TALLINN (AFP) – Estonia adopted the European single currency at midnight, ringing in 2011 as the 17th member of the eurozone, a bloc threatened by bailouts in Greece and Ireland and debt woes in Portugal and Spain.
AFP - A label reads 'The Euro will not increase prices' on a shop door in Tallinn
As a spectacular fireworks show lit up the sky over Tallinn, the 2004 Baltic EU entrant of 1.3 million which broke free from the Soviet Union in 1991.
While the centre-right government of Prime Minister Andrus Ansip has championed the switch to the euro as economic good sense despite the eurozone's turmoil, replacing Estonia's highly symbolic kroon has received a muted welcome among average Estonians.
"Estonia is the poorest country in the eurozone, so we have a lot of things to do also now after the goal of reaching the eurozone has been accomplished," Ansip said hailing the historic moment.
Joblessness shot up to nearly 20 percent this year as Estonia's economy struggled to recover from a recession that saw GDP shrink by some 14 percent last year. GDP is expected to expand by 2.5 percent this year and 4.2 percent in 2011, according to Estonia's central bank.
Ansip symbolically withdrew a new banknote from an automated bank teller at official ceremonies ushering in the euro at the national opera house as onlookers braved subzero temperatures.
"That's one small step for the eurozone and one giant leap for Estonia," Ansip said. "We are now a full member of the second biggest financial region in the world, with all of the advantages and obligations it brings," he added.
"Estonia's entry means that over 330 million Europeans now carry euro notes and coins in their pockets," European Commission President Jose Manuel Barroso said in a Friday statement ahead of the official midnight switch.
Most surveys put support for Estonia's entry into the crisis-hit eurozone at around 50 percent, with almost 40 percent opposed.

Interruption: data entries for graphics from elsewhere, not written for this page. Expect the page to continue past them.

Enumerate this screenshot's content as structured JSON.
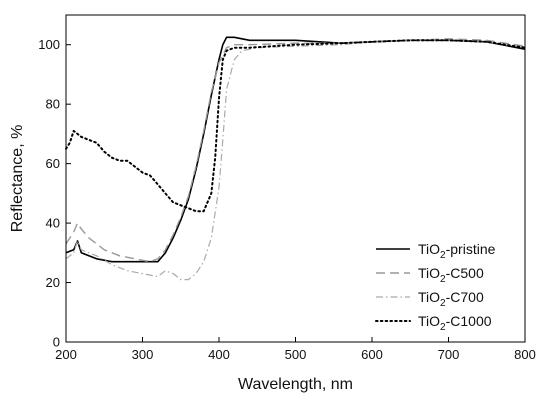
{
  "chart_data": {
    "type": "line",
    "xlabel": "Wavelength, nm",
    "ylabel": "Reflectance, %",
    "xlim": [
      200,
      800
    ],
    "ylim": [
      0,
      110
    ],
    "x_ticks": [
      200,
      300,
      400,
      500,
      600,
      700,
      800
    ],
    "y_ticks": [
      0,
      20,
      40,
      60,
      80,
      100
    ],
    "grid": false,
    "legend_position": "lower-right",
    "series": [
      {
        "name": "TiO2-pristine",
        "legend_parts": [
          "TiO",
          "2",
          "-pristine"
        ],
        "style": "solid",
        "color": "#000000",
        "x": [
          200,
          210,
          215,
          220,
          240,
          260,
          280,
          300,
          320,
          330,
          340,
          350,
          360,
          370,
          380,
          390,
          400,
          405,
          410,
          420,
          440,
          500,
          560,
          600,
          650,
          700,
          750,
          800
        ],
        "y": [
          30,
          31,
          34,
          30,
          28,
          27,
          27,
          27,
          27,
          30,
          35,
          41,
          48,
          58,
          70,
          83,
          95,
          100,
          102.5,
          102.5,
          101.5,
          101.5,
          100.5,
          101,
          101.5,
          101.5,
          101,
          98.5
        ]
      },
      {
        "name": "TiO2-C500",
        "legend_parts": [
          "TiO",
          "2",
          "-C500"
        ],
        "style": "dashed",
        "color": "#999999",
        "x": [
          200,
          210,
          215,
          220,
          230,
          250,
          270,
          290,
          310,
          320,
          330,
          340,
          350,
          360,
          370,
          380,
          390,
          400,
          410,
          420,
          440,
          500,
          560,
          600,
          650,
          700,
          750,
          800
        ],
        "y": [
          33,
          37,
          40,
          38,
          35,
          31,
          29,
          28,
          27,
          28,
          31,
          36,
          42,
          49,
          59,
          71,
          84,
          94,
          99,
          100,
          100,
          100.5,
          100.5,
          101,
          101.5,
          102,
          101.5,
          99.5
        ]
      },
      {
        "name": "TiO2-C700",
        "legend_parts": [
          "TiO",
          "2",
          "-C700"
        ],
        "style": "dashdot",
        "color": "#aaaaaa",
        "x": [
          200,
          210,
          215,
          220,
          240,
          260,
          280,
          300,
          320,
          330,
          340,
          350,
          360,
          370,
          380,
          390,
          400,
          405,
          410,
          420,
          430,
          450,
          500,
          560,
          600,
          650,
          700,
          750,
          800
        ],
        "y": [
          28,
          30,
          34,
          31,
          29,
          26,
          24,
          23,
          22,
          24,
          23,
          21,
          21,
          23,
          27,
          35,
          52,
          68,
          85,
          95,
          98,
          99,
          99.5,
          100,
          101,
          101.5,
          101.5,
          101,
          99
        ]
      },
      {
        "name": "TiO2-C1000",
        "legend_parts": [
          "TiO",
          "2",
          "-C1000"
        ],
        "style": "dotted",
        "color": "#000000",
        "x": [
          200,
          205,
          210,
          215,
          220,
          230,
          240,
          250,
          260,
          270,
          280,
          290,
          300,
          310,
          320,
          330,
          340,
          350,
          360,
          370,
          380,
          390,
          395,
          400,
          405,
          410,
          420,
          440,
          500,
          560,
          600,
          650,
          700,
          750,
          800
        ],
        "y": [
          65,
          67,
          71,
          70,
          69,
          68,
          67,
          64,
          62,
          61,
          61,
          59,
          57,
          56,
          53,
          50,
          47,
          46,
          45,
          44,
          44,
          50,
          62,
          82,
          95,
          98,
          99,
          99,
          100,
          100.5,
          101,
          101.5,
          101.5,
          101,
          99
        ]
      }
    ]
  }
}
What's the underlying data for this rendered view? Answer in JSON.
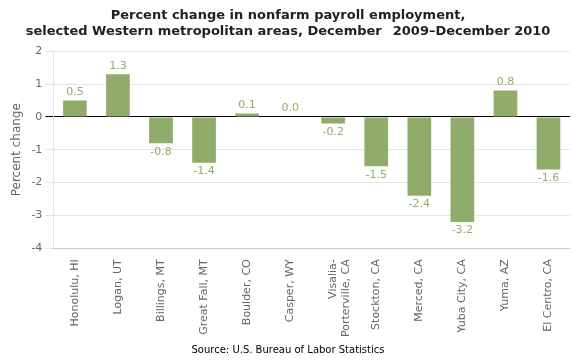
{
  "chart_data": {
    "type": "bar",
    "title": "Percent change in nonfarm payroll employment,\nselected Western metropolitan areas, December  2009–December 2010",
    "categories": [
      "Honolulu, HI",
      "Logan, UT",
      "Billings, MT",
      "Great Fall, MT",
      "Boulder, CO",
      "Casper, WY",
      "Visalia-\nPorterville, CA",
      "Stockton, CA",
      "Merced, CA",
      "Yuba City, CA",
      "Yuma, AZ",
      "El Centro, CA"
    ],
    "values": [
      0.5,
      1.3,
      -0.8,
      -1.4,
      0.1,
      0.0,
      -0.2,
      -1.5,
      -2.4,
      -3.2,
      0.8,
      -1.6
    ],
    "value_labels": [
      "0.5",
      "1.3",
      "-0.8",
      "-1.4",
      "0.1",
      "0.0",
      "-0.2",
      "-1.5",
      "-2.4",
      "-3.2",
      "0.8",
      "-1.6"
    ],
    "data_labels": true,
    "color": "#8fac6b",
    "ylabel": "Percent change",
    "ylim": [
      -4,
      2
    ],
    "yticks": [
      -4,
      -3,
      -2,
      -1,
      0,
      1,
      2
    ],
    "grid": true,
    "source": "Source: U.S. Bureau of Labor Statistics"
  }
}
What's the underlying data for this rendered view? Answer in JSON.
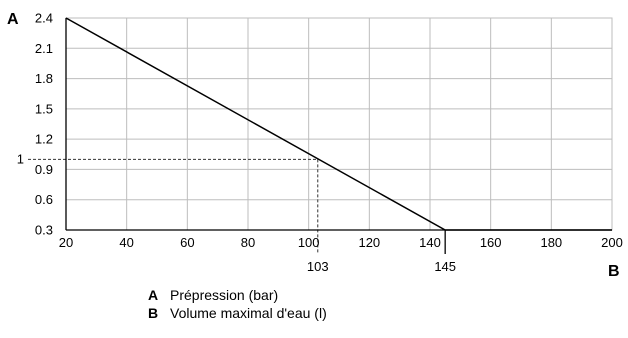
{
  "chart_data": {
    "type": "line",
    "x": [
      20,
      145,
      200
    ],
    "y": [
      2.4,
      0.3,
      0.3
    ],
    "xlim": [
      20,
      200
    ],
    "ylim": [
      0.3,
      2.4
    ],
    "x_ticks": [
      "20",
      "40",
      "60",
      "80",
      "100",
      "120",
      "140",
      "160",
      "180",
      "200"
    ],
    "y_ticks": [
      "0.3",
      "0.6",
      "0.9",
      "1.2",
      "1.5",
      "1.8",
      "2.1",
      "2.4"
    ],
    "grid": true,
    "xlabel": "B",
    "ylabel": "A",
    "annotations": [
      {
        "x": 103,
        "y": 1,
        "x_label": "103",
        "y_label": "1",
        "style": "dashed"
      },
      {
        "x": 145,
        "x_label": "145"
      }
    ]
  },
  "legend": [
    {
      "key": "A",
      "text": "Prépression (bar)"
    },
    {
      "key": "B",
      "text": "Volume maximal d'eau (l)"
    }
  ]
}
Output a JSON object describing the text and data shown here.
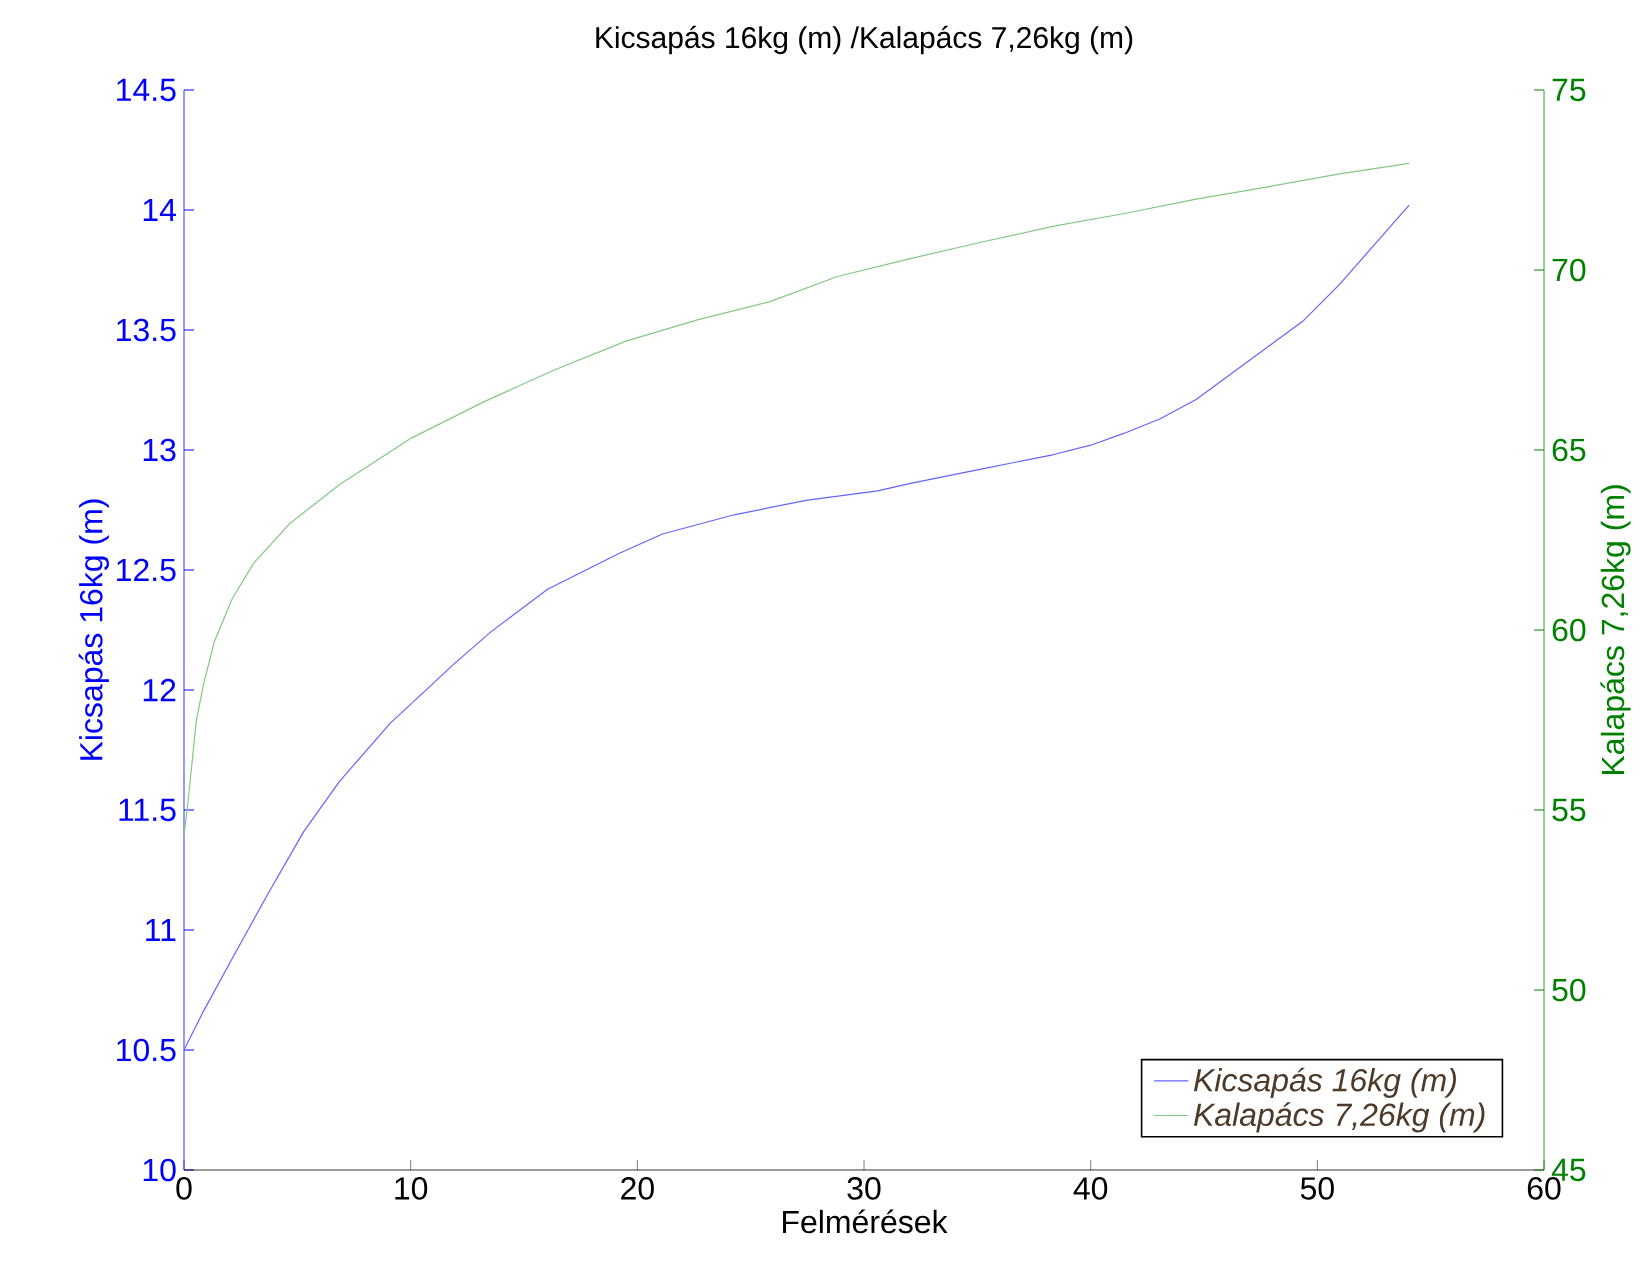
{
  "chart_data": {
    "type": "line",
    "title": "Kicsapás 16kg (m) /Kalapács 7,26kg (m)",
    "xlabel": "Felmérések",
    "ylabel": "Kicsapás 16kg (m)",
    "y2label": "Kalapács 7,26kg (m)",
    "xlim": [
      0,
      60
    ],
    "xticks": [
      0,
      10,
      20,
      30,
      40,
      50,
      60
    ],
    "ylim": [
      10,
      14.5
    ],
    "yticks": [
      10,
      10.5,
      11,
      11.5,
      12,
      12.5,
      13,
      13.5,
      14,
      14.5
    ],
    "y2lim": [
      45,
      75
    ],
    "y2ticks": [
      45,
      50,
      55,
      60,
      65,
      70,
      75
    ],
    "legend": "bottom right",
    "grid": false,
    "marker": "none",
    "line_style": "solid",
    "series": [
      {
        "name": "Kicsapás 16kg (m)",
        "color": "#6464ff",
        "x": [
          0,
          0.85,
          2.12,
          3.7,
          5.28,
          6.87,
          9.08,
          11.93,
          13.51,
          16.04,
          19.21,
          21.11,
          24.27,
          27.44,
          30.6,
          32,
          35.16,
          38.32,
          40,
          41.49,
          43.07,
          44.65,
          46.23,
          47.82,
          49.4,
          50.98,
          52.56,
          54.05
        ],
        "values": [
          10.5,
          10.66,
          10.88,
          11.15,
          11.41,
          11.62,
          11.86,
          12.11,
          12.24,
          12.42,
          12.57,
          12.65,
          12.73,
          12.79,
          12.83,
          12.86,
          12.92,
          12.98,
          13.02,
          13.07,
          13.13,
          13.21,
          13.32,
          13.43,
          13.54,
          13.69,
          13.86,
          14.02
        ]
      },
      {
        "name": "Kalapács 7,26kg (m)",
        "color": "#84c884",
        "axis": "y2",
        "x": [
          0,
          0.22,
          0.54,
          0.85,
          1.33,
          2.12,
          3.07,
          4.65,
          6.87,
          10.03,
          13.2,
          16.36,
          19.53,
          22.69,
          25.85,
          28.83,
          32,
          35.16,
          38.32,
          41.49,
          44.65,
          47.82,
          50.98,
          54.05
        ],
        "values": [
          54.28,
          55.48,
          57.47,
          58.46,
          59.66,
          60.86,
          61.85,
          62.95,
          64.04,
          65.33,
          66.33,
          67.23,
          68.03,
          68.62,
          69.12,
          69.82,
          70.31,
          70.77,
          71.21,
          71.57,
          71.97,
          72.31,
          72.67,
          72.96
        ]
      }
    ]
  }
}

Opponents say that Estonia's timing could not be worse with the euro under threat after bailouts in Greece and Ireland and concerns about Portugal and Spain.
A recent opinion poll in eurozone heavyweight Germany found meanwhile that 49 percent of respondents wanted the deutschmark back.
But Ansip's government has long insisted adopting the euro is an important signal to investors and will be a boon for businesses as 80 percent of Estonia's trade is within the 27-nation European Union.
"Estonia! Welcome to the Titanic," read posters plastered near the opera house by critics of the currency switch.
"Estonia is like a passenger that got the last ticket for the Titanic," said Anti Poolamets, the eurosceptic head of the "Save the Kroon" campaign.
Pollsters also flag up concerns over price hikes and simple nostalgia for the kroon.
For the last 19 years it carried much more than just monetary value for Estonians and was seen as a tangible sign of the success of the country's patient post-war struggle for independence from the Soviet Union and came to symbolise national sovereignty.
"Estonians are very emotional, nobody really wishes to say goodbye to kroons and it is a sad moment for me also," Estonia's Finance Minister Jurgen Ligi told reporters.
However bidding the kroon farewell was the "only way to join the eurozone," he said.
"When we switched from rubles to our own kroon currency, I cried like most Estonians that day. There are no such emotions now, just a neutral feeling," Sirje Kaart, 46, told AFP as she withdrew her first euro banknote in central Tallinn after the switch.
Estonian President Toomas Hendrik Ilves meanwhile highlighted the symbolism of becoming the eurozone's third ex-communist member, after Slovenia in 2007 and Slovakia in 2009.
"Joining the eurozone in January 2011 will mean arriving in Europe again," Ilves told AFP.
Estonia entered the EU and NATO in 2004, and Europe's passport-free Schengen zone in 2007.
The kroon has been pegged to foreign currencies from the start, first to the deutschmark and then, in 2002, to the then newborn euro. The rate of 15.6466 kroons to one euro has never changed.
To avoid a frenzy, customers have been able to swap kroons for euros commission-free since December 1, and will be able to use them alongside the euro for the first two weeks of January.
Money deposited in accounts was automatically converted.
Kroons will be exchangeable at selected bank branches until the end of 2011, and at Estonia's central bank for an unlimited period.